Worthington Steel (NYSE: WS) Reports Q4 Loss on Impairment Charge

By Patricia Miller

3 min read

Worthington Steel posts Q4 operating loss after $94.5M Electrical Steel impairment, even as net sales climbed 12% to $929.2M.

Industrial worker with metal coil

Worthington Steel, Inc. (NYSE: WS) reported a fourth-quarter fiscal 2026 operating loss of $57.6 million, swinging from operating income of $66.4 million in the prior-year quarter, after recording $94.5 million in impairment charges against its Electrical Steel reporting unit.

Net sales for the quarter ended May 31, 2026, reached $929.2 million, an increase of 12% from $832.9 million in the same period a year earlier. The revenue gain was offset by non-cash asset writedowns and acquisition-related expenses associated with the Klöckner & Co SE acquisition, which closed on June 3, 2026, after the quarter ended.

#Electrical Steel Impairment Reflects Weakened Industrial Demand

The $94.5 million charge comprised $53.8 million in goodwill impairment and $40.7 million in long-lived asset impairment, both within the Electrical Steel reporting unit. The company attributed the writedowns to weakened demand in certain end markets, particularly industrial motors in Europe and the United States, citing increased foreign competition and delayed automotive program launches.

The impairment was the primary driver behind the quarter's net loss attributable to controlling interest of $48.7 million, compared to net earnings of $55.7 million in the fourth quarter of fiscal 2025. Net loss per diluted share came in at $0.98, against earnings per diluted share of $1.10 a year earlier.

Excluding impairment charges, acquisition-related expenses, and other one-time items, adjusted net earnings per diluted share were $0.74, compared to $1.05 in the prior-year quarter. Adjusted EBIT came in at $54.0 million versus $70.1 million a year ago.

#Net Sales Rise on Direct Business Growth

The 12% increase in net sales was driven by higher direct volumes, including a $47.6 million contribution from the Sitem Group, acquired earlier in fiscal 2026, as well as higher average direct selling prices. Direct tons sold rose 3%, with legacy business increasing 1% and the remainder attributable to Sitem Group.

Toll processing sales declined $1.9 million, or 6%, compared to the prior-year quarter, partly reflecting the May 2025 closure of the Cleveland-area Worthington Samuel Coil Processing facility and softening demand from mill customers.

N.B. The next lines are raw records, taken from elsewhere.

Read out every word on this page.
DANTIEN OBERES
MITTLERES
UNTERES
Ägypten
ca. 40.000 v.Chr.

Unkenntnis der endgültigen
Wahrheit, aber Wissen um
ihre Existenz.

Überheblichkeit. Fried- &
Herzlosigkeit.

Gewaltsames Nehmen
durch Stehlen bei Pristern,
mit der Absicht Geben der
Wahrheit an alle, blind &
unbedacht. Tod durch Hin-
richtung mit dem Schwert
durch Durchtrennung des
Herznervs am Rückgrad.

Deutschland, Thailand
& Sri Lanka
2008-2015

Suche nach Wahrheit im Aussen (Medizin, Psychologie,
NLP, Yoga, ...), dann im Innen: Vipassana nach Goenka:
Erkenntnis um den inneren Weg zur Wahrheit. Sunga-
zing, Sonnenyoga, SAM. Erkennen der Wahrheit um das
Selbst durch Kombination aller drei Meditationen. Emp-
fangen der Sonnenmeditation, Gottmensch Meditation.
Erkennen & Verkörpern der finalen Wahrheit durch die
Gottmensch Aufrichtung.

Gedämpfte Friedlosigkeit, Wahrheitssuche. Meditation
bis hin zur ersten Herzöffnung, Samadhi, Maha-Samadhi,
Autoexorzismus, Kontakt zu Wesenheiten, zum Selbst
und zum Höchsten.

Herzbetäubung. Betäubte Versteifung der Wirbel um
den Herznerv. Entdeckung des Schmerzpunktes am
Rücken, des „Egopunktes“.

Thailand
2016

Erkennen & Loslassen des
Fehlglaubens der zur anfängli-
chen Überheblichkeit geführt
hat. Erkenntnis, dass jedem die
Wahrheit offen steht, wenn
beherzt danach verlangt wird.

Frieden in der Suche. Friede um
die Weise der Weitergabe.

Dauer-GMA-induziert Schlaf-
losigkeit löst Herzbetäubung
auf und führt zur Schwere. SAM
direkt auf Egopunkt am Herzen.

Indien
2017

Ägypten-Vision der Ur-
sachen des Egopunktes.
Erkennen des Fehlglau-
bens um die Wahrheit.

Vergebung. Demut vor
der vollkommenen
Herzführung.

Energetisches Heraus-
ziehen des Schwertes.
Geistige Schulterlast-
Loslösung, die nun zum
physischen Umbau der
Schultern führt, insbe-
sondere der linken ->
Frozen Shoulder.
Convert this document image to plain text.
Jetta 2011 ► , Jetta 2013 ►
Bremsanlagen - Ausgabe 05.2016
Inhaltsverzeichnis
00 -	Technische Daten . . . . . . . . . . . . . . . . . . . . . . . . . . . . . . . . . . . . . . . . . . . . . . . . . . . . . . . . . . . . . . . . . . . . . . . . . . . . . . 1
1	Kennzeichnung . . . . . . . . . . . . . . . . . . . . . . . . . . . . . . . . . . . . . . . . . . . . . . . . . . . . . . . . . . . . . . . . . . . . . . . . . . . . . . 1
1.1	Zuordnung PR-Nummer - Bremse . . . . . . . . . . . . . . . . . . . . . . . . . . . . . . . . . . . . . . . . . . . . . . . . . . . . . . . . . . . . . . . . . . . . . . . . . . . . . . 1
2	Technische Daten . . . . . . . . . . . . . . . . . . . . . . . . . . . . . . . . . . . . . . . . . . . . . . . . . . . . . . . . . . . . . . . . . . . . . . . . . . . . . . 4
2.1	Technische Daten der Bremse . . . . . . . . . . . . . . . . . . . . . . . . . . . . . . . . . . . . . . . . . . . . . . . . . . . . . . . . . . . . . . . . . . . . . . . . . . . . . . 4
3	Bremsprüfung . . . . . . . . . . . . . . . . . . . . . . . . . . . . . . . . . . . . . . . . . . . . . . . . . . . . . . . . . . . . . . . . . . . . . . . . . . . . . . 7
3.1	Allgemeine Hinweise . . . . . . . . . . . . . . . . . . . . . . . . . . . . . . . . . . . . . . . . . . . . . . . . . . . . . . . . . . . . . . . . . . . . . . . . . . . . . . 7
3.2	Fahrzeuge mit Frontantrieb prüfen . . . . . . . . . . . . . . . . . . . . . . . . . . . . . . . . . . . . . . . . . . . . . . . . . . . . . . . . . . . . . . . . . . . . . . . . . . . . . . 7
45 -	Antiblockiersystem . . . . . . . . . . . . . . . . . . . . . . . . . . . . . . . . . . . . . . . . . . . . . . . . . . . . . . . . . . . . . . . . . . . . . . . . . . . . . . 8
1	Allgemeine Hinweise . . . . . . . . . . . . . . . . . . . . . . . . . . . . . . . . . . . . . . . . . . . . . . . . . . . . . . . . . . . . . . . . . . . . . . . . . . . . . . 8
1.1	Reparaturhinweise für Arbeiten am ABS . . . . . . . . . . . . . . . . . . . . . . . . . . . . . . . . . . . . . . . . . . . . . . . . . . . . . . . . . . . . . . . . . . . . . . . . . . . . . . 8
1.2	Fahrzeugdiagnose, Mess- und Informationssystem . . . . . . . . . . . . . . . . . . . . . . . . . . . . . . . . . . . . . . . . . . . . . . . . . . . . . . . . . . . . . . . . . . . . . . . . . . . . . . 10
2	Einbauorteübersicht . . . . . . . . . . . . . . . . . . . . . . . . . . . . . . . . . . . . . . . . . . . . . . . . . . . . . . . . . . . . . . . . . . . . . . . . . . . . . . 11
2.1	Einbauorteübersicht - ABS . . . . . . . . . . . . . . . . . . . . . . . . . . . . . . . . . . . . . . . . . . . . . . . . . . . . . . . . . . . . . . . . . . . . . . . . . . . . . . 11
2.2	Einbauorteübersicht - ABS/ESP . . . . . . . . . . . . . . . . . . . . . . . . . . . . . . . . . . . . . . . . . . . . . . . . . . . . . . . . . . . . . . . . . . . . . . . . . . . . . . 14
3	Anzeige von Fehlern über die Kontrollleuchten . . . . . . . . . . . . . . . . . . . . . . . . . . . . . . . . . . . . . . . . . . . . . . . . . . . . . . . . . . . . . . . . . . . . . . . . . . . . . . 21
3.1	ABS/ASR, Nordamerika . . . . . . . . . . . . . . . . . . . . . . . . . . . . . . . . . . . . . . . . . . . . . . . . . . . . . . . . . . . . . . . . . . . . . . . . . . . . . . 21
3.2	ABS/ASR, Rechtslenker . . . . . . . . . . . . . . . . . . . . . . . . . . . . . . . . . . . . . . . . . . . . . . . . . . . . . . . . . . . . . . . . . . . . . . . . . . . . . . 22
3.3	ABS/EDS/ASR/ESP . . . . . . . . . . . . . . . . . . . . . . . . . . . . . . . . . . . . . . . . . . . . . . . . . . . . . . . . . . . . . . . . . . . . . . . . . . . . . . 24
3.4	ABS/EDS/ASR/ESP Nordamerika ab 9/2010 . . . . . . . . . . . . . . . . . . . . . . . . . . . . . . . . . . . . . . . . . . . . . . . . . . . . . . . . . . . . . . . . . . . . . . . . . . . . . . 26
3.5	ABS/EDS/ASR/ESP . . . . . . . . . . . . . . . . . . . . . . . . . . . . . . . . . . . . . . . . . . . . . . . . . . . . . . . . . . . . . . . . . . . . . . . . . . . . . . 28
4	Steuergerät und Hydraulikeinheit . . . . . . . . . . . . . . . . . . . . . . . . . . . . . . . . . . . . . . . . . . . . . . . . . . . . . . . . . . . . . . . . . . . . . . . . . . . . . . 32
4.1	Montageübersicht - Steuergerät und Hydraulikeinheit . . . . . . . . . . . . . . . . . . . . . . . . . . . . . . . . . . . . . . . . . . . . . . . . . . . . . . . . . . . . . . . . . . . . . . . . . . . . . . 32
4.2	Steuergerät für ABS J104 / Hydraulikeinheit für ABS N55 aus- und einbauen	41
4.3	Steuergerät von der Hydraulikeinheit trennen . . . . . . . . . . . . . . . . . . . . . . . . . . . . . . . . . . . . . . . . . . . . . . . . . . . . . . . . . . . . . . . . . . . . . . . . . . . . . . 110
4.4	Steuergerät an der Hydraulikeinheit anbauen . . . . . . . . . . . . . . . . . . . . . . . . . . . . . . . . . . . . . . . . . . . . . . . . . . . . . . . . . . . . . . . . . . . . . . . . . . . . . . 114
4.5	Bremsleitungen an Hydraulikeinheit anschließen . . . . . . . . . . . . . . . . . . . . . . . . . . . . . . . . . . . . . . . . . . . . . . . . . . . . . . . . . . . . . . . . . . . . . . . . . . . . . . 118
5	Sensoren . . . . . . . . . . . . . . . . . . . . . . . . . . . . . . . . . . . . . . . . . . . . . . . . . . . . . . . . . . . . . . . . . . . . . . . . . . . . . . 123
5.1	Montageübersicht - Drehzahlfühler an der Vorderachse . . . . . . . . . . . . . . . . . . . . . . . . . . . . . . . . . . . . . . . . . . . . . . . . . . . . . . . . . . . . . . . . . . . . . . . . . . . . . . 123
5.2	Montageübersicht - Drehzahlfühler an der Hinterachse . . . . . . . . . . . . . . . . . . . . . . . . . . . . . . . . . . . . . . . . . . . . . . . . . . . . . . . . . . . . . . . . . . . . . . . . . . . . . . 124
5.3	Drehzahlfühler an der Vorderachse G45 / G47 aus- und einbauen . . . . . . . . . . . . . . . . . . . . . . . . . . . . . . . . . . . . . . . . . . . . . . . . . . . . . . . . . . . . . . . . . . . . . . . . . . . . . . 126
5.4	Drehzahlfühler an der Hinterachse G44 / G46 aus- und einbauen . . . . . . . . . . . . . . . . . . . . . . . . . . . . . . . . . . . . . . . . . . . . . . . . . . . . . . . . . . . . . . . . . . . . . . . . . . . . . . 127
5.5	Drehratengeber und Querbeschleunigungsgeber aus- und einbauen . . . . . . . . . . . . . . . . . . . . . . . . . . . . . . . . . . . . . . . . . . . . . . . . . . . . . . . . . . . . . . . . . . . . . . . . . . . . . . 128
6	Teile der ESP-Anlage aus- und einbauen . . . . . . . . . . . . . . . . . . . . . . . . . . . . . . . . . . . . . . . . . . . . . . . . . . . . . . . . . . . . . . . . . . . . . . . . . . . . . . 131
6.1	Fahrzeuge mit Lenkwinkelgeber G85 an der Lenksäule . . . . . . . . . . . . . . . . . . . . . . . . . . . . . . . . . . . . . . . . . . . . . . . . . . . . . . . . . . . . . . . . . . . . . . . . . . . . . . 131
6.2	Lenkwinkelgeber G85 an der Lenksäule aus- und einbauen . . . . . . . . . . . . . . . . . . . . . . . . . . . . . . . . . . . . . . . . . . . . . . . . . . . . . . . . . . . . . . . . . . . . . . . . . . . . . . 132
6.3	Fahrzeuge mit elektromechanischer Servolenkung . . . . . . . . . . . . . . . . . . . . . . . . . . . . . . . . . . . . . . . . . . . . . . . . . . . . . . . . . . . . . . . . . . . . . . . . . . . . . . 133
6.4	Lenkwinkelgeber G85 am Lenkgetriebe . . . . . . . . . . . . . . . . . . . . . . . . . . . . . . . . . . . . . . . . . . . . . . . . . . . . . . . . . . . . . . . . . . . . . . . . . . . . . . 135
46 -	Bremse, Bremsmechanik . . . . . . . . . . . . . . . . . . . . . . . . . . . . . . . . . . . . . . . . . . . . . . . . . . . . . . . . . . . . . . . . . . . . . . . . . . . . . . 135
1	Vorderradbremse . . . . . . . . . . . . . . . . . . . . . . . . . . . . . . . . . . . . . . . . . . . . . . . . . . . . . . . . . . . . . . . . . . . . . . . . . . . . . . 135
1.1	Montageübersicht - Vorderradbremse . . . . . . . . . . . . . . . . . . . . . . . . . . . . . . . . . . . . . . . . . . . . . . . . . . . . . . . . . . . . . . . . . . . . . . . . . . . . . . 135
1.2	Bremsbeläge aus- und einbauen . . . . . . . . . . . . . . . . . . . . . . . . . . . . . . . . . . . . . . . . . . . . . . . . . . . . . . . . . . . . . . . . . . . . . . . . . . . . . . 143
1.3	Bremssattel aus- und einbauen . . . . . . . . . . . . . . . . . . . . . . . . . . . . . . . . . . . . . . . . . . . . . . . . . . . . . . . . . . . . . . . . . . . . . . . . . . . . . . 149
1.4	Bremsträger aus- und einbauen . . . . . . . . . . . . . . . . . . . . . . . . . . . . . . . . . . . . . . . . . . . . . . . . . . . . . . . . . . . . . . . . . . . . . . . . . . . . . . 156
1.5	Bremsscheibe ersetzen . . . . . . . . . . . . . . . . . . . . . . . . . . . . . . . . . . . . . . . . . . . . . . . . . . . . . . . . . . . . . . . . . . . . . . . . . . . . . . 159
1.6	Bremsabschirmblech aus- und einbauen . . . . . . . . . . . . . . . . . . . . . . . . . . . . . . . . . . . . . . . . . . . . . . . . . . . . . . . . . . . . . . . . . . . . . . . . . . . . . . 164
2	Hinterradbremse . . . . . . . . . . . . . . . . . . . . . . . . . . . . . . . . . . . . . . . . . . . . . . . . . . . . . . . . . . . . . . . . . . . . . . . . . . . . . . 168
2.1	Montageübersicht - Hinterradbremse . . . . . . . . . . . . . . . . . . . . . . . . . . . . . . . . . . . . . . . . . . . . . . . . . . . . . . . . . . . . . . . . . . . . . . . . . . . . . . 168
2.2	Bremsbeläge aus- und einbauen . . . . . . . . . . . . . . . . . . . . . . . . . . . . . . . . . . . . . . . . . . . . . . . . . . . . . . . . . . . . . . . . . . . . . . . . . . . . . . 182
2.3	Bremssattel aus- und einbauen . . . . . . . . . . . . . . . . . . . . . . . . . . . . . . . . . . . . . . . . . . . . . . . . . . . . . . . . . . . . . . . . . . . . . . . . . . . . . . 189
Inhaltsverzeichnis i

Toll volumes fell 15% year over year.

Gross margin declined to $118.1 million from $127.0 million in the prior-year quarter, reflecting lower direct and toll spreads, partially offset by a $2.3 million contribution from Sitem Group.

#Kloeckner Acquisition Closes After Period End

On June 3, 2026, following the close of the fiscal quarter, Worthington Steel completed settlement of its voluntary public cash offer for Klöckner & Co SE shares at €11.00 per share, securing approximately 62% of Kloeckner's outstanding shares. The company described the deal as the largest acquisition in its history.

"The completion of the Kloeckner transaction shortly after year-end marks the largest acquisition in our history and a defining step in building a stronger, more diversified metals processing platform," said Geoff Gilmore, president and chief executive officer, in the earnings release.

Worthington Steel ended the quarter with cash and cash equivalents of $84.6 million, total debt of $256.8 million, and net debt of $172.2 million. Selling, general and administrative expenses rose $22.3 million year over year, including $15.5 million in professional fees related to the Kloeckner transaction.

For the full fiscal year ended May 31, 2026, net sales reached $3.44 billion compared to $3.09 billion in fiscal 2025. Adjusted EBIT for the full year was $160.8 million, up from $149.1 million. Adjusted earnings per diluted share were $2.23 for the year, compared to $2.16 in fiscal 2025.

The company's board declared a quarterly dividend of $0.16 per share, payable September 29, 2026, to shareholders of record on September 15, 2026.

Worthington Steel operates 37 facilities across seven US states and 10 countries, processing carbon flat-roll steel, electrical steel laminations, and tailor-welded blanks primarily for automotive and industrial customers.

Management noted integration readiness and operational discipline as priorities heading into fiscal 2027. Risks to that outlook include execution complexity around the Kloeckner integration, continued weakness in electrical steel end markets, foreign competition, macroeconomic conditions, and commodity price volatility.